As telehealth spreads, it will be a lifesaver for rural health facilities and the patients they serve, giving instant access to physicians at the best urban academic medical centers.

Performance-enhancing design

In design, Augmented Intelligence (AI) offers a range of benefits, multiplying our analytical capabilities, and allowing us to reconsider long-held assumptions.

Generative design is a new design process that uses AI to crunch through thousands of minutely different prototypes of a design, adjusting and re-adjusting parameters in search of pinpoint efficiency. In a typical design process, we might be able to efficiently consider three or four options. A generative approach allows us to rapidly vet alternatives and explore architectural shapes that would have been unthinkable before. This promises to revolutionize both the efficiency and artistry of design.
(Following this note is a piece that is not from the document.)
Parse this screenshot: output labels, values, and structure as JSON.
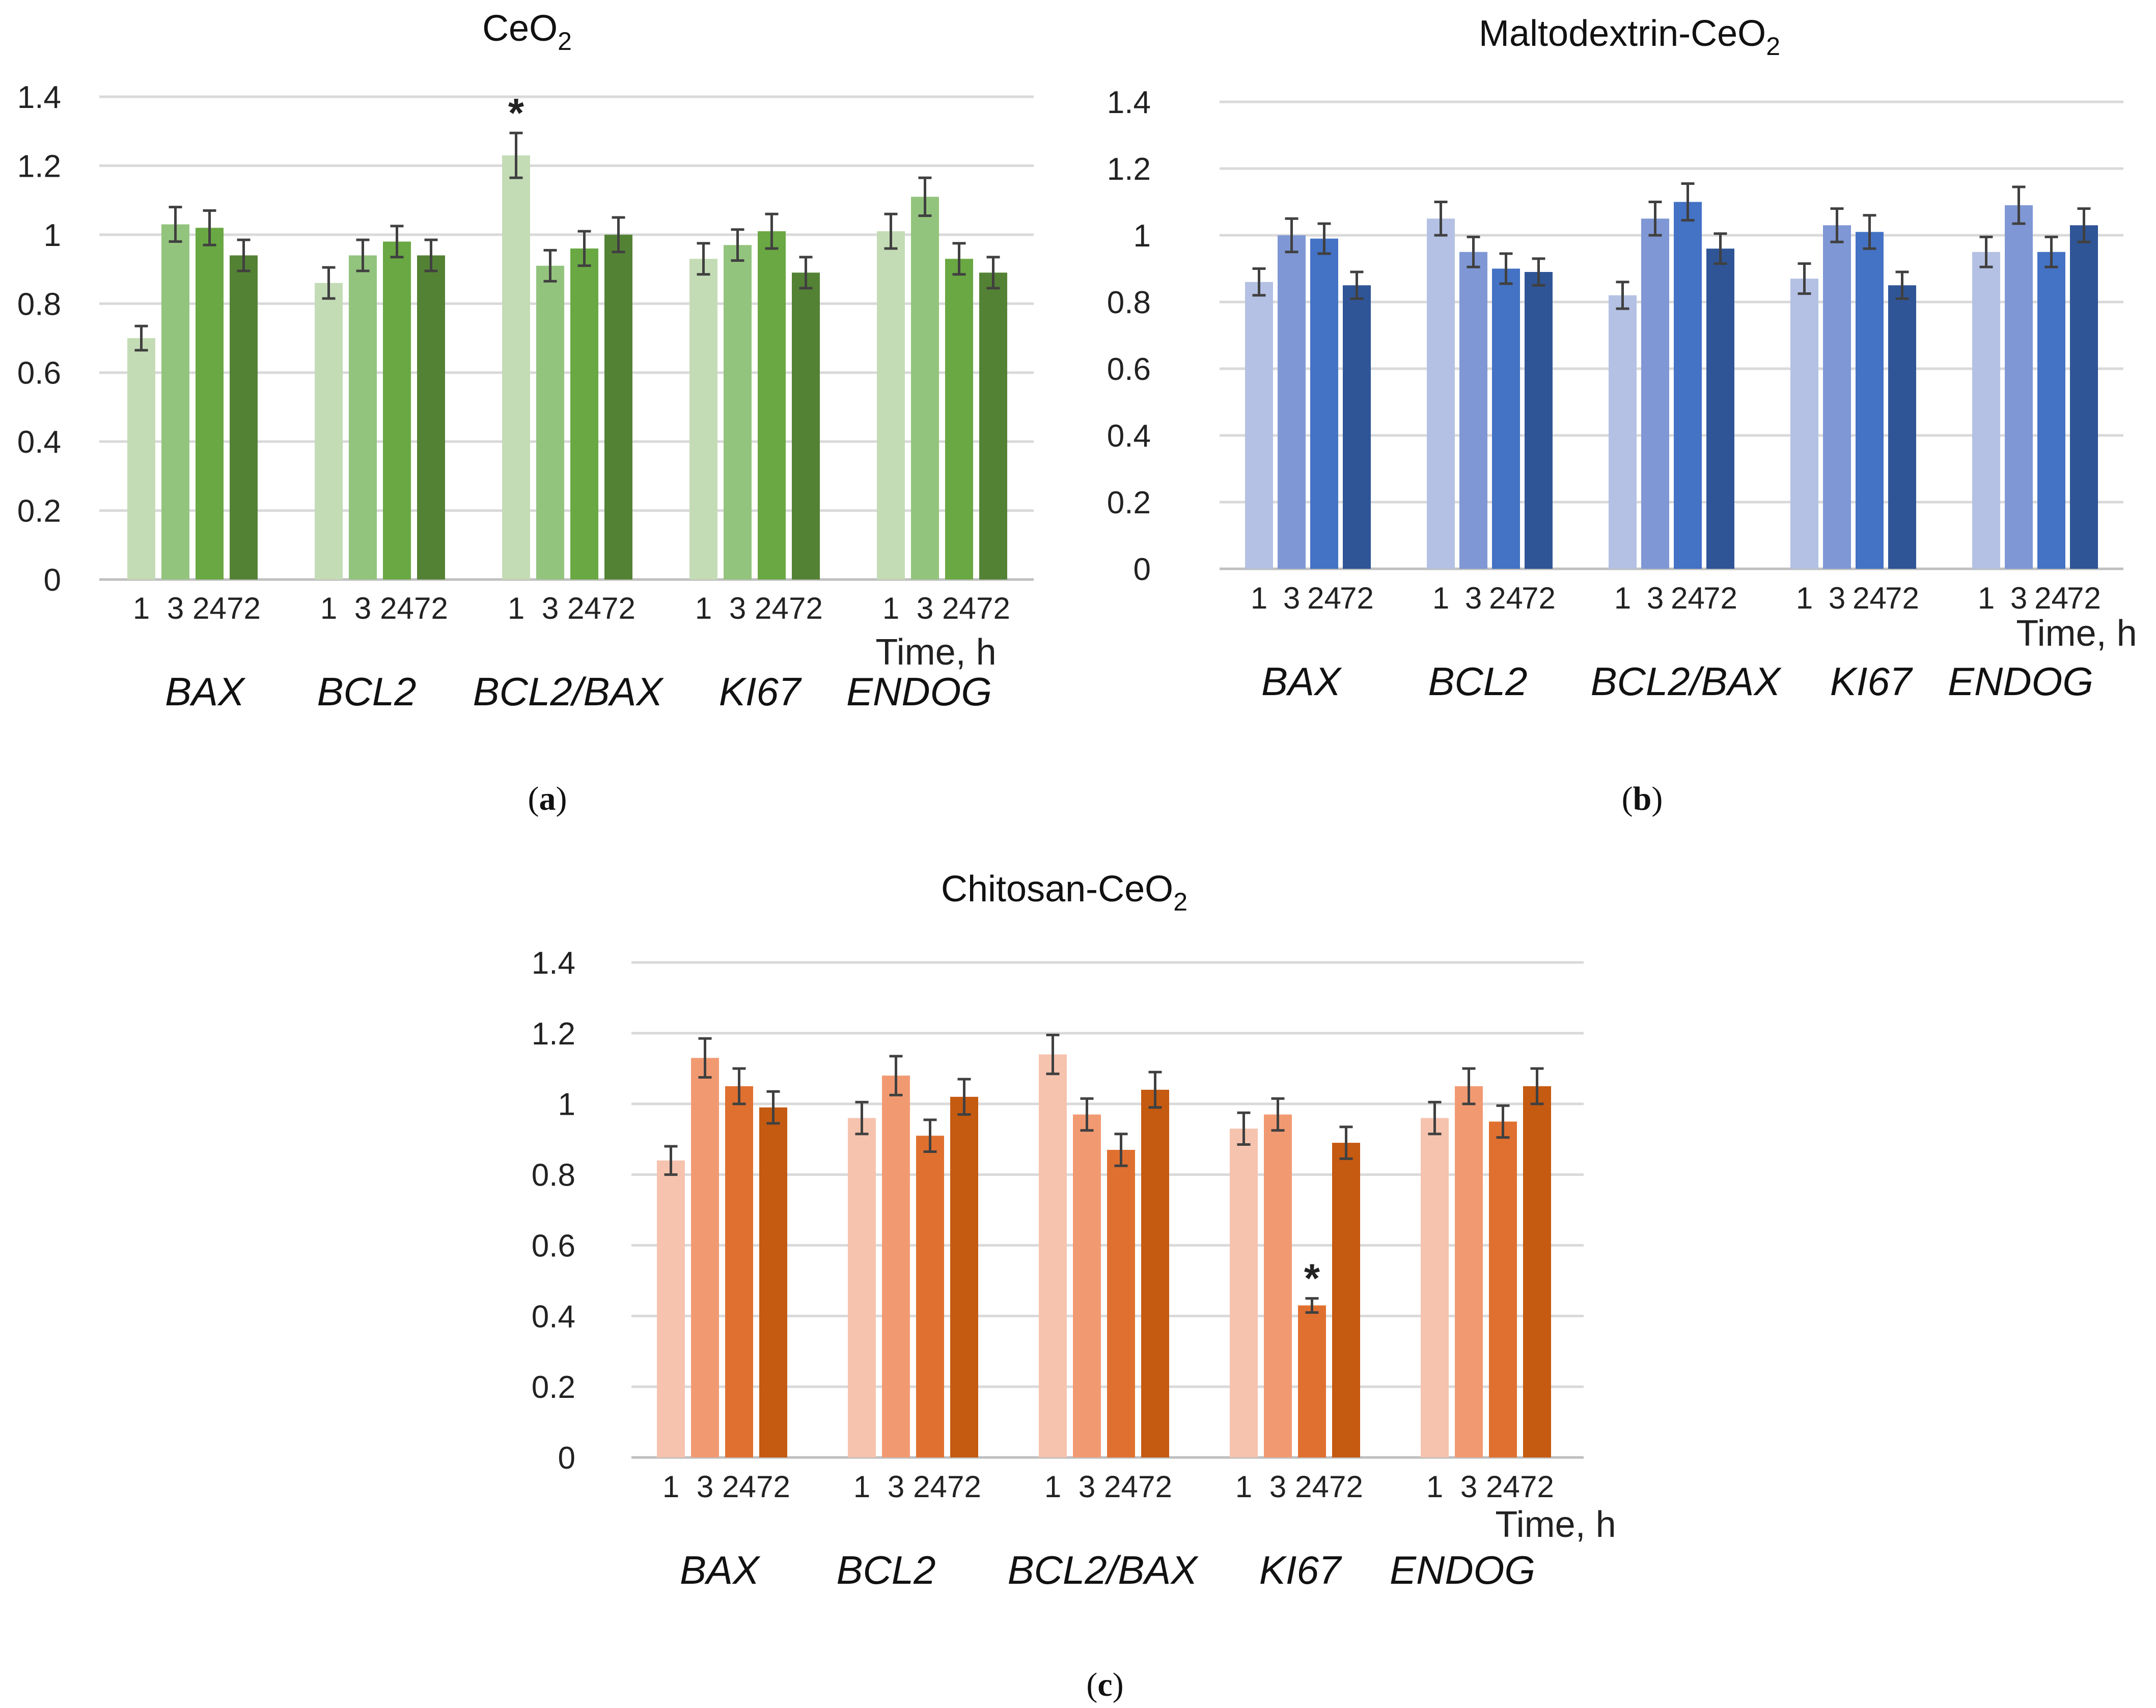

AI also allows designers to harness data from IoT devices, making our designs more efficient and user-friendly. Many health systems currently use Real-Time Location Systems (RTLS) to track the movement of equipment throughout a hospital, and improve the check-in process. Applied to the movement of employees, some are now using it to understand how teams collaborate. As a designer, this data helps us understand how the spaces we design are used in real life. Combined with AI, we are able to simulate a range of different spatial arrangements and identify the most efficient number of steps required to do routine tasks.

We’re just now scratching the surface of AI’s role in design. The opportunities are endless, with applications to everything from site-selection to 3D-printed interior finishes.

Back to the human experience

Technology today is transforming healthcare on every scale – from how designers understand our patients, to how patients access care. As technology develops, it’s critical for designers to remember that the patient experience is at the center of all of it. Connections to technology are only as good as our human connections to each other. With this in mind, technology promises an amazing future for medical design and construction.